A friend sent me something he cooked up that I wanted to share. I’m not sure if you are aware of what’s happening on social media, but people are completely losing their minds, literally about everything. Friendships are being torn apart because of Facebook posts. I will repeat this for effect, “Friendships are being torn apart because of Facebook posts.” You know the thing that Mark Zuckerberg started to rate if women were “hot or not.” Ironically, if you put that on Facebook now, people would completely flip out.
It’s simple really. You invite a friend or group of friends out or over to eat a meal and the only rule is you are not allowed to talk about politics or work. The first person to break the only friggin’ rule has to pay for the meal.
Just Talk.
The intention was to get people back to actually talking and listening and not just screaming and flipping out. The outrage! Making a conscious effort to sit down and get to know people on a deeper level other than, “so what do you do? How was work?”
I shared the idea and yes, people flipped out. It’s two fuc*ing topics out of a world of other things you could possible talk about.
If we were having a meal and I began to talk about how my poop actually smells like the garlic chicken I had the night before and you asked me not to, would that be hampering my freedom of speech or just being polite?
It’s rude.
Educated people have completely lost it over the idea of dinner and polite conversation.
The web site “the art of polite conversation” has this to offer up- “The key to polite conversation is keeping the topics light, interesting, and non-controversial. You want the discussion to be pleasant; you do not want to start a political debate.
Right!
On November 4, 2008, when President Barack Obama was being inaugurated and Mr. Zuckerberg’s “women rating” web site was only four years old, people hadn’t quite grasped the idea that you could spout out pretty much anything you wanted, without any recourse.
Today is a different story, we live in a “real time” world where people shoot first then yell “freeze” on social media.
#JustTalk is taking off, mostly because people are as sick of politics on Facebook as they are of the 1-800-Kars-4kids commercials.
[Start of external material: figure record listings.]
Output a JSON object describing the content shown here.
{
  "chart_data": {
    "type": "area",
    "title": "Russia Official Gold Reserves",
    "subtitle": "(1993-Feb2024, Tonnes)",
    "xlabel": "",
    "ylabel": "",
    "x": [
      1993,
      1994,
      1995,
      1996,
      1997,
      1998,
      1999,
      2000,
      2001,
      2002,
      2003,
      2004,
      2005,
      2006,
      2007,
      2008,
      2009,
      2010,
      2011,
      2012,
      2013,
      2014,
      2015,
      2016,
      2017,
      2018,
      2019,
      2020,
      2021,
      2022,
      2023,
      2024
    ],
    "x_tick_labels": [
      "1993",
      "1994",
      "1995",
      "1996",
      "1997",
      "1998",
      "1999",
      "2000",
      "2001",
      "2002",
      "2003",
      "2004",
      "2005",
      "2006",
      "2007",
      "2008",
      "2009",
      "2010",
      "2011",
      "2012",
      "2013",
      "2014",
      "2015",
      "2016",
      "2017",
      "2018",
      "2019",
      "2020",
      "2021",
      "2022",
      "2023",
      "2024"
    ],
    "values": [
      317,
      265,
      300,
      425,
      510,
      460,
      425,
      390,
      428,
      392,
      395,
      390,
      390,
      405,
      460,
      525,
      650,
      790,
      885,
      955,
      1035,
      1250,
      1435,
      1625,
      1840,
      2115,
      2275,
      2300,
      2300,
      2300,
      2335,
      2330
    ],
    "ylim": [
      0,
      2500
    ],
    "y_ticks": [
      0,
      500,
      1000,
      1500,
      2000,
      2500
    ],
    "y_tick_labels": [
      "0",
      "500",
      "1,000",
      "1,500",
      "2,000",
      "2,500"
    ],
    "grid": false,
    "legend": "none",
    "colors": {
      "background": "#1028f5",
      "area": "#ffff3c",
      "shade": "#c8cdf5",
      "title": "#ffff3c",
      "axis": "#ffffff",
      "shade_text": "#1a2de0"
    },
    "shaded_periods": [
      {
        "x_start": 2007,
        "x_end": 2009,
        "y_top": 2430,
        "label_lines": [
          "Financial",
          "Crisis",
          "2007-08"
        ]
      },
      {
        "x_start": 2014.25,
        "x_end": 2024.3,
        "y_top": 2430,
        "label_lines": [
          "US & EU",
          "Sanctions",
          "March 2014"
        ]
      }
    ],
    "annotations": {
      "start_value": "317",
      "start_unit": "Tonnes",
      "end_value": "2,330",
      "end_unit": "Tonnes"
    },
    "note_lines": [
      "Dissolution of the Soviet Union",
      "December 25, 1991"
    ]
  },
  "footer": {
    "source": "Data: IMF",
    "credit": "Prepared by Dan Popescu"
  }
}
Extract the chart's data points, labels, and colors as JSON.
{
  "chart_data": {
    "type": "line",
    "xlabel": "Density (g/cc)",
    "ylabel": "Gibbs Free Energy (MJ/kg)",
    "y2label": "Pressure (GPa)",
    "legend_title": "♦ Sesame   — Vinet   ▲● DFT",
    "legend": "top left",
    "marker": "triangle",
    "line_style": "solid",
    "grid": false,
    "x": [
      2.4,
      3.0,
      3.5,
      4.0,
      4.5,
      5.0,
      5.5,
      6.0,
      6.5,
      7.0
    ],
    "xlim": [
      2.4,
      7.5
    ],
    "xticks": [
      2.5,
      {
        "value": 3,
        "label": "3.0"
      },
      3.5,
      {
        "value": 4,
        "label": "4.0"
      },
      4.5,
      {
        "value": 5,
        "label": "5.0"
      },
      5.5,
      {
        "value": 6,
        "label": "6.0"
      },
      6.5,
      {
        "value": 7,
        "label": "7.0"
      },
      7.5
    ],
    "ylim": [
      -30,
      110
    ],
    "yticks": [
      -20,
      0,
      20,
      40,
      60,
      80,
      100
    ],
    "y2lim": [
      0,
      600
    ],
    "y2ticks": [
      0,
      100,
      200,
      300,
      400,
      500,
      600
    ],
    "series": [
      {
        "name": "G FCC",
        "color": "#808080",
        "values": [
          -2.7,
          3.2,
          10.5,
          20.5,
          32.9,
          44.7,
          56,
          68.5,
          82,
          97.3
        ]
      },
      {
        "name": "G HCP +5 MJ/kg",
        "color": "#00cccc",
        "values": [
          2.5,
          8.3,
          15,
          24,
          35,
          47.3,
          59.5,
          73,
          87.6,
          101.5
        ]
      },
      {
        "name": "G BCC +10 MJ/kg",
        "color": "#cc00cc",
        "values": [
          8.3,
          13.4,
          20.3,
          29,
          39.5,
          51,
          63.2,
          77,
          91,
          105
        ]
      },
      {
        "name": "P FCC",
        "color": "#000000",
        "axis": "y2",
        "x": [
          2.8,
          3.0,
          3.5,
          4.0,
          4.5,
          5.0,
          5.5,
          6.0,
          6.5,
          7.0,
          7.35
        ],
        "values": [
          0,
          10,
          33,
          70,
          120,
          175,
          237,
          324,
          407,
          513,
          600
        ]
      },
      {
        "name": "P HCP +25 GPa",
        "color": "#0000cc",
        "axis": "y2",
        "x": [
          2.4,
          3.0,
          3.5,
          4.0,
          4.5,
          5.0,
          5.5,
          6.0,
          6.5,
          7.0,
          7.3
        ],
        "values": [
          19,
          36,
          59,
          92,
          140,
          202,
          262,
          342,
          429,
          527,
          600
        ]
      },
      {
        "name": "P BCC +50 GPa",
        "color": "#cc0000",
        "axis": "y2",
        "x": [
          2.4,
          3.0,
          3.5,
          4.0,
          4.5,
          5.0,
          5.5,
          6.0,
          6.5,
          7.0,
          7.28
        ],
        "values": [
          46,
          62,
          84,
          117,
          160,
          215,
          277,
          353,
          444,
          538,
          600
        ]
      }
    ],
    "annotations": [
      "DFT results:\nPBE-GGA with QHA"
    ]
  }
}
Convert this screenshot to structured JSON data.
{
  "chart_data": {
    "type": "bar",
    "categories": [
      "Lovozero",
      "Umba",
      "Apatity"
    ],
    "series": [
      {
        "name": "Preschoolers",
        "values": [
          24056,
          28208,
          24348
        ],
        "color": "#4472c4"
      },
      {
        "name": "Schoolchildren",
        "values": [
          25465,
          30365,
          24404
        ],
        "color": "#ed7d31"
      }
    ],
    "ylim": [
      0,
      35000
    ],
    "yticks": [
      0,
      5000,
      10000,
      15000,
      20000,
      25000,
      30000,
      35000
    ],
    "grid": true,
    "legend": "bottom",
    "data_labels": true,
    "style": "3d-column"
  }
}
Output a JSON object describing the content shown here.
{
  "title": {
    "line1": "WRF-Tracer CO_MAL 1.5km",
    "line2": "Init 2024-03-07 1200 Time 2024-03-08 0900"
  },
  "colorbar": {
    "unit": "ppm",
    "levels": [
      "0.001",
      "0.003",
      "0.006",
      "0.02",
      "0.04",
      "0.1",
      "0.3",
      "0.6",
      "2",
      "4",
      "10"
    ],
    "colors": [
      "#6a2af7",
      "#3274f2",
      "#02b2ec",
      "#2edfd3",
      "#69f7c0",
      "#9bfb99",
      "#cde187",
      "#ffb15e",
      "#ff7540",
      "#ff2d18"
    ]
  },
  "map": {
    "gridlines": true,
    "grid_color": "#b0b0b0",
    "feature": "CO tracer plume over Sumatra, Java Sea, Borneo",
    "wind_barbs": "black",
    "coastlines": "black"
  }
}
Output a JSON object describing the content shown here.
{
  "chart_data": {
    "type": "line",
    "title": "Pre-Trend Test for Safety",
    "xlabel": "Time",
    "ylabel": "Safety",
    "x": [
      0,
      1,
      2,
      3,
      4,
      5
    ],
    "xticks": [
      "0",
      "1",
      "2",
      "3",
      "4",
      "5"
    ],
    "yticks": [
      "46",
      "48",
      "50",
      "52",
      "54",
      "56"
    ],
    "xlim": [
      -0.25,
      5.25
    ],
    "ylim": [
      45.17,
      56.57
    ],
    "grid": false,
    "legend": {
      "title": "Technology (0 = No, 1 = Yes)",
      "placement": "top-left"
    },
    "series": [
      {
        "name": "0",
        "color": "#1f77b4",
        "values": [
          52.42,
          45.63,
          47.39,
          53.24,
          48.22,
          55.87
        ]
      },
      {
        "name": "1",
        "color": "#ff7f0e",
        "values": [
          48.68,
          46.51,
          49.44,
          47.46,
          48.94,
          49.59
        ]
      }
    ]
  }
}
If you can’t actually come up with other conversation ideas other than politics and work, here are some to mull over-
• Where did you grow up?
• Do you have any pets?
• Do you have any siblings?
• Would you rather have a million dollars or live your life like a Coors Light commercial
• Do you know what your your name means?
• What type of phone do you have?
• What did you do this past weekend?
• What are your plans for this weekend?
• If there’s a Blood Orange, why isn’t there a Blood Grapefruit
• What do you like to do in your spare time?
• What is the first thing you do when you wake up?
• What is the last thing you do before you go to sleep?
• What’s your favorite part of your body
• What is your middle name?
• What was the last thing you purchased?
• Can you explain the movie Arrival
• What is your favorite holiday?
• What is your favorite day of the week?
• If you could meet anyone in history, who would it be?
• What do you like to do to relax?
• Are you a saver or a spender?
• Do you play any instruments?
• Do you believe in fairy’s
• Bacon, should it be the national meat?
• How is Hollywood allowing M. Night Shamalamalamadingdong to still make movies
• Does your car still have a cigarette lighter
• If you are my co-Hort does that make me a “Hort” when I am alone
• Do you think Tom Brady made a deal with the devil
• Do you like deviled eggs
• What’s the best way to our wine without spilling that little drop
• Should Mike Myers only make animated films about ogres?
• Would you clone your pet if you could
You see, it’s not that hard.
I for one will not give up on the idea of #JustTalk and if you want to go out to dinner so we can actually get to know each other hit me up, Trump tower has a great bacon cheeseburger.